This WSJ article from yesterday indicates Disney averaged $250MM/year from 2021-2024 for what was known as Genie+. (Doesn't say if that includes what we now know as LLMP and LLSP combined. Doesn't say which parks.)
I was previously told that combined domestic Genie+ and ILL revenue was between $500 to $800MM annually, and I'm still comfortable with that as a ballpark.
The other thing to take into account is that the average number of LLMP uses per guest remains below 3. Three rides. Three. Per family per day.
This pass is talking about all the rides in one or two parks - a use increase of 500%.
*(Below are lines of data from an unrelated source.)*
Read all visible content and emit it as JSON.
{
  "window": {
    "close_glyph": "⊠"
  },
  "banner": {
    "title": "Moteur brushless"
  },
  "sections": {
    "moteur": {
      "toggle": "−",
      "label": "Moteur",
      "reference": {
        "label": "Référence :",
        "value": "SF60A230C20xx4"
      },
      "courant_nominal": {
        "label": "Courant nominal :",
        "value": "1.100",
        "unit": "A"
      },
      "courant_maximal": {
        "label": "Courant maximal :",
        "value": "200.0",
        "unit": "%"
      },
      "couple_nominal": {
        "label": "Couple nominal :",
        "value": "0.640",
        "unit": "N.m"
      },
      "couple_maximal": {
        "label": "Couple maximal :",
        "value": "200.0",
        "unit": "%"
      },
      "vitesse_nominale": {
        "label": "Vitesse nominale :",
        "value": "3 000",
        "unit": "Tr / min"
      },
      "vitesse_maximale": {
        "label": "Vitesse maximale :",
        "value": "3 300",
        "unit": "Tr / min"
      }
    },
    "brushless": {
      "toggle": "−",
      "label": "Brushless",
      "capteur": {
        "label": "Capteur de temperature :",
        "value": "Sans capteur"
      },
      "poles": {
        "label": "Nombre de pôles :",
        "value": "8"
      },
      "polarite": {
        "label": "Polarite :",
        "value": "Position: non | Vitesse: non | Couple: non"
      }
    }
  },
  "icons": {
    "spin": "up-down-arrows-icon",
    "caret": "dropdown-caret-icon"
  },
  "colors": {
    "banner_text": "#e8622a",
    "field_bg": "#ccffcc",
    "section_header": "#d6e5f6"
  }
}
So Disney's going to risk:
- $500 to $800MM in annual revenue
- VIP tour revenue
- Other high-end products
And put more 500% more people in the LL, thereby making it worth less?
Let's say Disney sells 70 VIP tours per day across WDW and DL combined, at $4,000/each. (I think that's absurdly low, but work with me.) That's another $100MM in annual revenue.
So we're looking at $600 to $900MM in annual revenue in their line-skipping programs.
How much ... how much money would they need to charge for Premier Pass to mitigate the risk to that $600-$900MM?
The alternative would be a pass with such limited quantities that it doesn't materially affect any of the above. So that's a possibiilty.